USS Frank E. Evans – The Collision and Tragic End
The violent impact of the ship against ship was reportedly so immense that an Evans lookout was thrown by it on to the Melbourne’s flight deck. For the next fifteen hours, all possible efforts were made by several nearby vessels to render aid and rescue. One hundred ninety-nine survivors were found; Evans’s Cmdr Albert McLemore and LtJG Ronald Ramsey, OOD, among them. The remaining ship’s company, with immediate assistance from nearby crews, fought hard to keep what was left of the Evans’ stern section from sinking. That portion stayed afloat and was towed by the Tawasa AFT-92 back to Subic beyond repair. The greatly damaged HMAS Melbourne was restored to duty until decommissioned in 1982 and scrapped. The seventy-four, including twenty-two Californians, whose lives were lost that morning, with photographs of each one may be found there. Included among the casualties were three Sage family brothers, from Niobrara, Nebraska; one of whom was on signal duty as the other two slept at the time of the collision. Despite an outpouring of public sentiment that arose with the 1942 loss of five Iowan Sullivan brothers aboard the USS Juneau, this family had remained together.
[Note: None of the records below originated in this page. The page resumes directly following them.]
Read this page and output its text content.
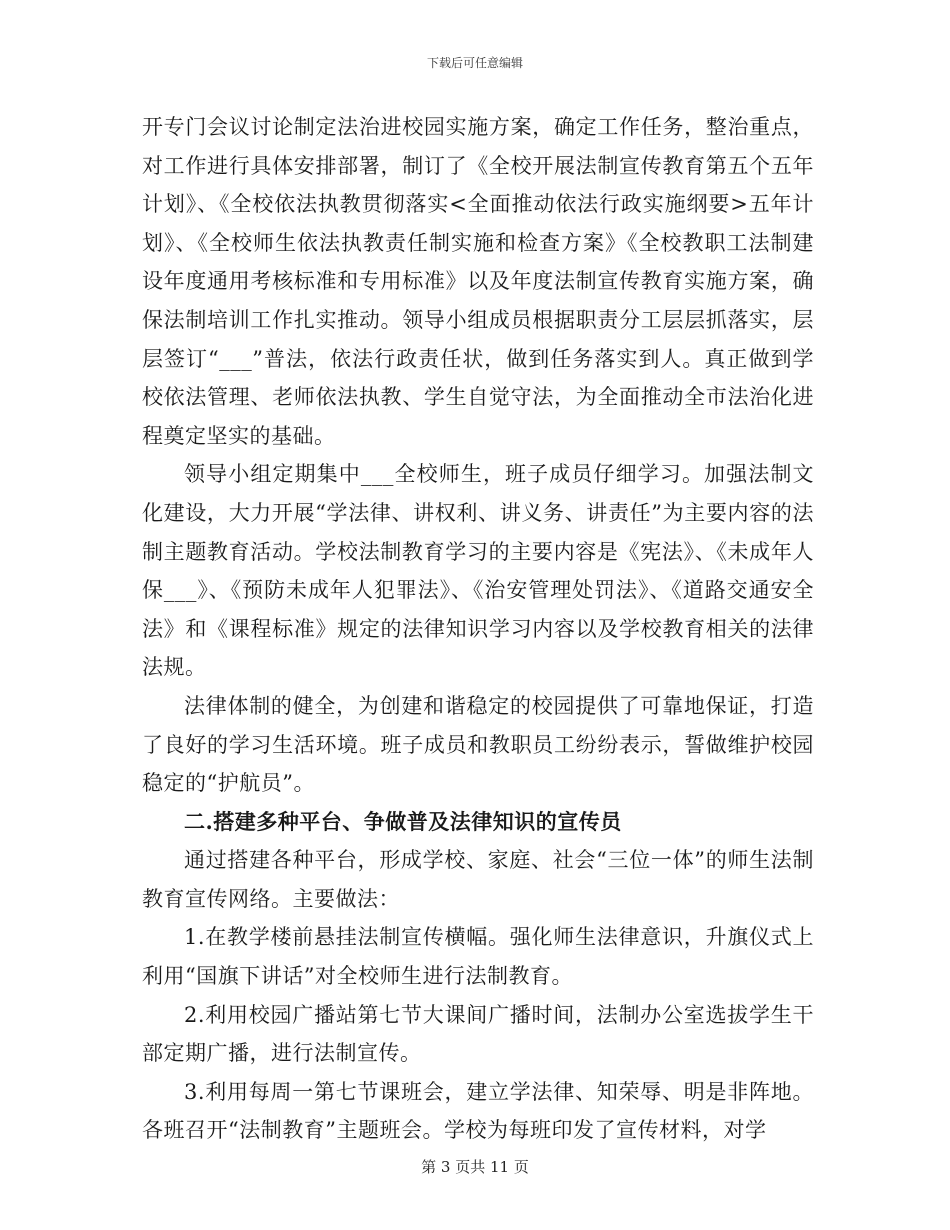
下载后可任意编辑

开专门会议讨论制定法治进校园实施方案，确定工作任务，整治重点，对工作进行具体安排部署，制订了《全校开展法制宣传教育第五个五年计划》、《全校依法执教贯彻落实<全面推动依法行政实施纲要>五年计划》、《全校师生依法执教责任制实施和检查方案》《全校教职工法制建设年度通用考核标准和专用标准》以及年度法制宣传教育实施方案，确保法制培训工作扎实推动。领导小组成员根据职责分工层层抓落实，层层签订“___”普法，依法行政责任状，做到任务落实到人。真正做到学校依法管理、老师依法执教、学生自觉守法，为全面推动全市法治化进程奠定坚实的基础。

领导小组定期集中___全校师生，班子成员仔细学习。加强法制文化建设，大力开展“学法律、讲权利、讲义务、讲责任”为主要内容的法制主题教育活动。学校法制教育学习的主要内容是《宪法》、《未成年人保___》、《预防未成年人犯罪法》、《治安管理处罚法》、《道路交通安全法》和《课程标准》规定的法律知识学习内容以及学校教育相关的法律法规。

法律体制的健全，为创建和谐稳定的校园提供了可靠地保证，打造了良好的学习生活环境。班子成员和教职员工纷纷表示，誓做维护校园稳定的“护航员”。

二.搭建多种平台、争做普及法律知识的宣传员

通过搭建各种平台，形成学校、家庭、社会“三位一体”的师生法制教育宣传网络。主要做法：

1.在教学楼前悬挂法制宣传横幅。强化师生法律意识，升旗仪式上利用“国旗下讲话”对全校师生进行法制教育。

2.利用校园广播站第七节大课间广播时间，法制办公室选拔学生干部定期广播，进行法制宣传。

3.利用每周一第七节课班会，建立学法律、知荣辱、明是非阵地。各班召开“法制教育”主题班会。学校为每班印发了宣传材料，对学

第 3 页共 11 页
USS Frank E. Evans – Commemorating a Timeless Legacy
Because the incident took place about 100 miles outside the official Vietnam War combat zone, despite subsequent sentiment and efforts, the fallen are not named on the Memorial Wall in Washington, DC. “‘After surviving an epic sea battle in 1945 off Okinawa, in which she had repulsed 150 kamikaze planes, shooting down 50,’ one historian concludes, ‘the Evans ignobly went to her death through poor navigation.’ “In the end, there were a number of conflicting testimonies about the naval technicalities of speed, course, lighting, and orders given associated with what actually happened. Regardless, the sailors and officers aboard that morning felt and saw what they saw. The USS Frank E. Evans earned one battle star for World War II, five battle stars for Korea, and five battle stars for her service in the Vietnam War. She also received the Navy Unit Commendation, E Ribbon, and Ney Memorial Award. Our Navy developed a training film based on the collision entitled, “I Relieve You, Sir.”
Today, there are a total of seventy-five official public memorials remembering this fighting ship and her crew in thirty-four States, including five in Australia. She gave her all and then some.